Sunday is my day of resetting, recharging, cleaning, sometimes gyming and today a little bit of blogging.
This morning I sat and thought about everything that has been going on with me lately. There have been setbacks, heartbreak, tears, anxiety meltdowns, questioning my choices, feeling like I can’t go on…
There have also been wonderful moments, love, breakthroughs, happy memories made, overcoming fears, pushing out of comfort zones.
I read a quote about forgetting how far you’ve come, because you’ve been busy looking forward. I’ve totally been doing that. I have been so busy focusing on what’s coming next, that I haven’t spent much time thinking about how far I’ve come. Sometimes it just hits me and I can’t quite believe it’s real. I can’t believe that I am living this life and not just getting from one day to the next. It’s not all sunshine and roses, nobody’s life ever is, but my goodness even with my setbacks, it is so much better than it has ever been.
I am reminded by my tribe that have seen me through this journey, just how much I’ve grown. One friend told me that I am still the same person, I am just no longer hiding. I feel like this is true, the person that I am now, she has always been there. I was just buried under fear, depression, anxiety… I wanted to do the things I’m doing now, I just always said “I can’t”. Now I am pushing back on that fear. I am challenging my negative ‘What if it all goes wrong’ with ‘but what if it all goes right?’.
I still feel pain, sadness, fear… I just let myself feel it. I really feel it, I open myself up to it and let it in. I spent years of my life fighting the pain and never winning. Mental illness doesn’t work that way, you can’t just switch it off, I’m sure everyone would if they could. By fighting it, I only made it worse, it lasted longer and took longer to heal. Now when it happens, I remind myself that this feeling is only visiting, and it is ok to let it in and feel it.
Last week I spent the best part of three days sobbing uncontrollably because my heart was breaking. I have not let myself cry like that in actual years! My bestie, being the awesome human that she is, turned up at my house, in full armour on her white horse, ready to fight my battles for me! I was already crying but man did it open up the floodgates the second she walked in the room. You know that loud, ugly face, heaving crying… yeah it was a sight to be seen I’m sure! She climbed into my bed and lay with me, without saying a word for what felt like hours while I cried.
The next day, my momma came into my room (where I was still crying – how I didn’t end up dehydrated I’ll never know) and told me she had run a bath for me and my sister was coming over for a movie night and take away. What a wonderful tribe I have right?! Even through their own troubles they are right there to support me, as I am with them. Ride or die tribe vibes over here!!

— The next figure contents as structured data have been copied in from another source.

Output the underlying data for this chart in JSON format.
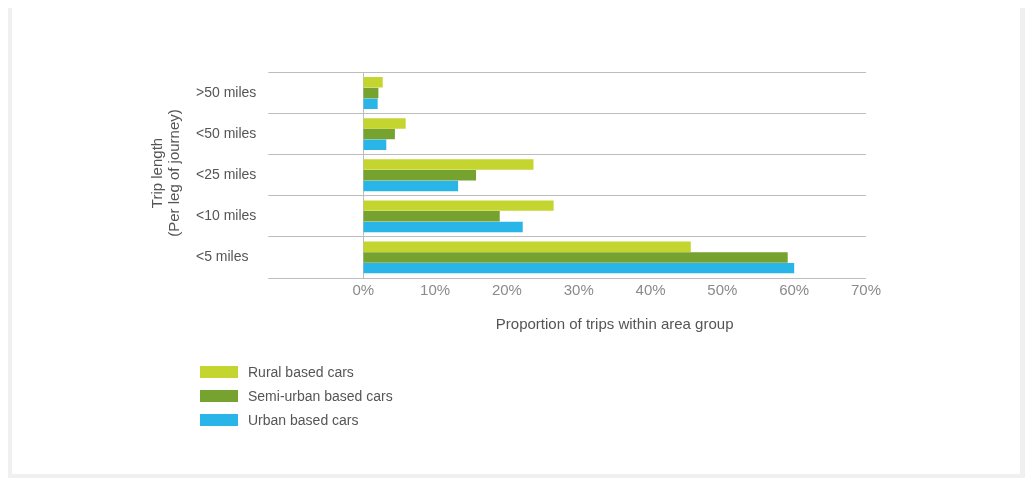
{
  "chart_data": {
    "type": "bar",
    "orientation": "horizontal",
    "xlabel": "Proportion of trips within area group",
    "ylabel": "Trip length\n(Per leg of journey)",
    "categories": [
      ">50 miles",
      "<50 miles",
      "<25 miles",
      "<10 miles",
      "<5 miles"
    ],
    "series": [
      {
        "name": "Rural based cars",
        "color": "#c3d52e",
        "values": [
          2.7,
          5.9,
          23.7,
          26.5,
          45.6
        ]
      },
      {
        "name": "Semi-urban based cars",
        "color": "#76a22f",
        "values": [
          2.1,
          4.4,
          15.7,
          19.0,
          59.1
        ]
      },
      {
        "name": "Urban based cars",
        "color": "#29b5e8",
        "values": [
          2.0,
          3.2,
          13.2,
          22.2,
          60.0
        ]
      }
    ],
    "xlim": [
      0,
      70
    ],
    "xticks": [
      {
        "value": 0,
        "label": "0%"
      },
      {
        "value": 10,
        "label": "10%"
      },
      {
        "value": 20,
        "label": "20%"
      },
      {
        "value": 30,
        "label": "30%"
      },
      {
        "value": 40,
        "label": "40%"
      },
      {
        "value": 50,
        "label": "50%"
      },
      {
        "value": 60,
        "label": "60%"
      },
      {
        "value": 70,
        "label": "70%"
      }
    ],
    "grid": "y",
    "legend": "bottom left"
  }
}
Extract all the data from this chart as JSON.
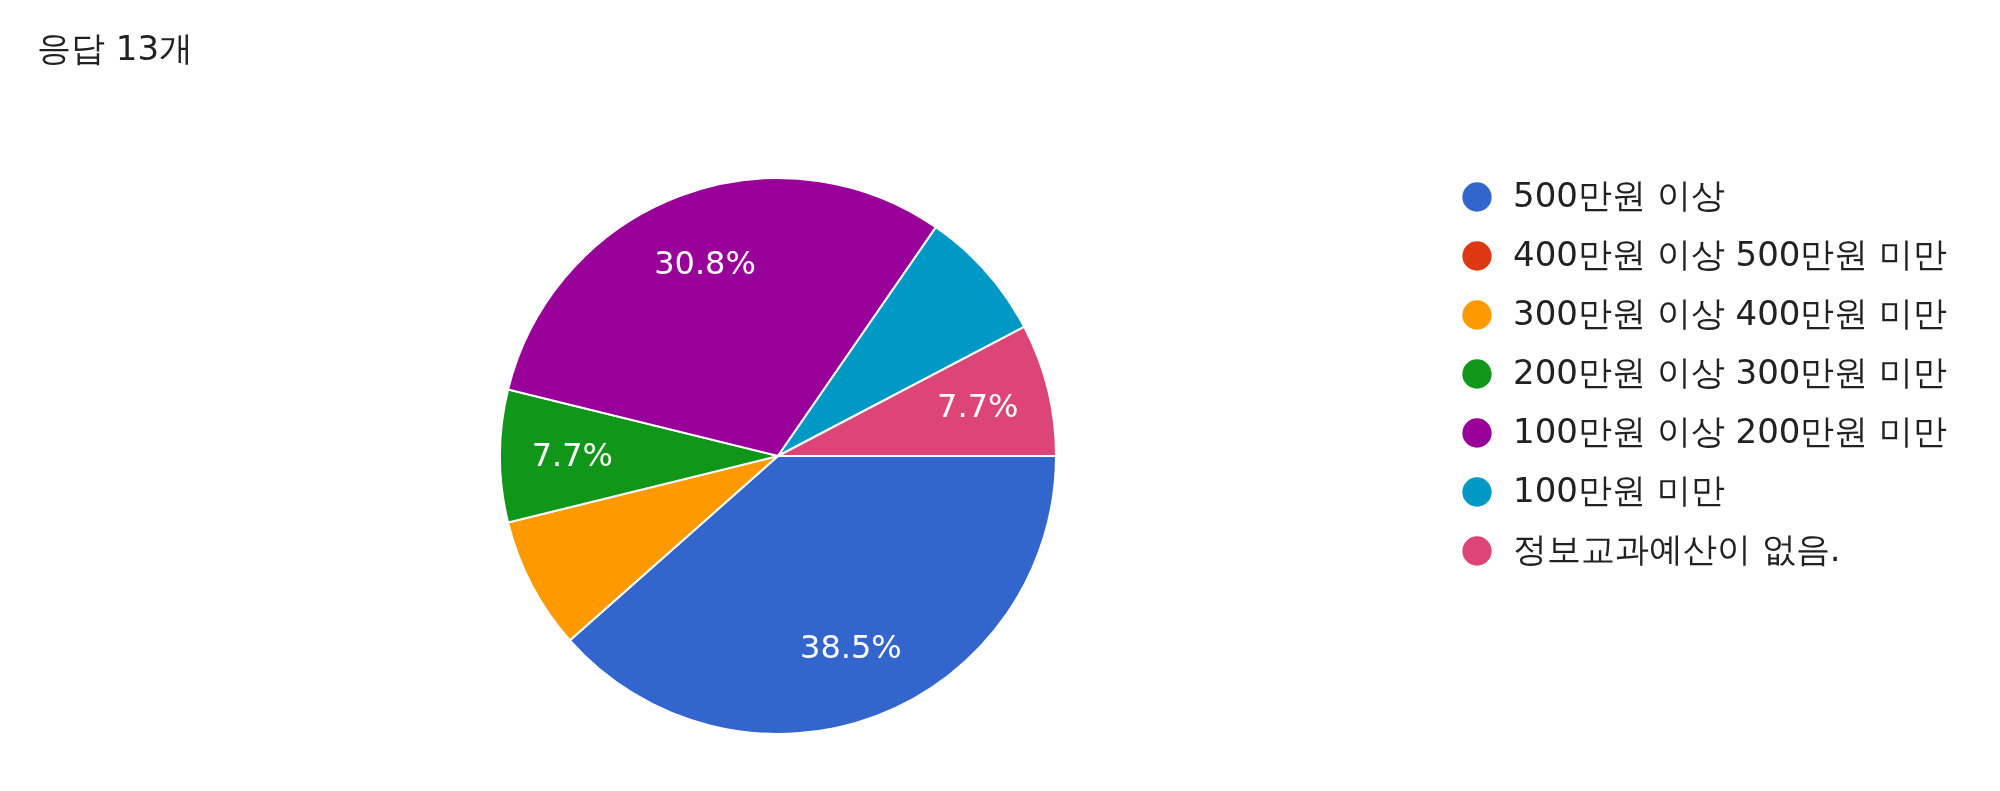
{
  "chart_data": {
    "type": "pie",
    "title": "응답 13개",
    "categories": [
      "500만원 이상",
      "400만원 이상 500만원 미만",
      "300만원 이상 400만원 미만",
      "200만원 이상 300만원 미만",
      "100만원 이상 200만원 미만",
      "100만원 미만",
      "정보교과예산이 없음."
    ],
    "values": [
      38.5,
      0,
      7.7,
      7.7,
      30.8,
      7.7,
      7.7
    ],
    "colors": [
      "#3366cc",
      "#dc3912",
      "#ff9900",
      "#109618",
      "#990099",
      "#0099c6",
      "#dd4477"
    ],
    "value_labels": [
      "38.5%",
      null,
      null,
      "7.7%",
      "30.8%",
      null,
      "7.7%"
    ],
    "legend": "right"
  }
}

I allowed myself to feel it, to cry, to breakdown, but I also acknowledged that this pain wouldn’t last. I told myself that I have survived 100% of my heart breaks, trauma and bad days so far and I could survive this too. I reminded myself that I have people like my bestie, my momma, my sister and the rest of my tribe, ready to help me back up when I fall. If I have learned one thing on this recovery journey, it’s that I do not need to face it alone.
A week later and I’ve just come back from a wonderful trip to London. The first part of my trip I did all by myself, which was a huge step for me! I am so proud of the woman I am allowing myself to be now. I wouldn’t be here without my tribe though, so thank you to my ride or die tribe. Those that sit with me in the dark and help pick me back up when I’m ready. I am grateful for you every single day!
Find your tribe, they are out there and they need you too!
I must stop writing now because the cleaning and resetting part of my Sunday has not started! I just want to say though… my usual sign off to my blogs is ‘stay strong warriors’ but as I wrote it today, I felt like I had to explain… staying strong doesn’t mean fighting it. It takes great strength to let the pain in, to talk about it, to really feel it. Sometimes it takes more strength to feel it than to fight it, but the outcome is so much better. So when I tell my fellow warriors to stay strong, I am not telling you to fight and bury your pain. Let in it and then let it leave, the sun always shines brightest after the rain!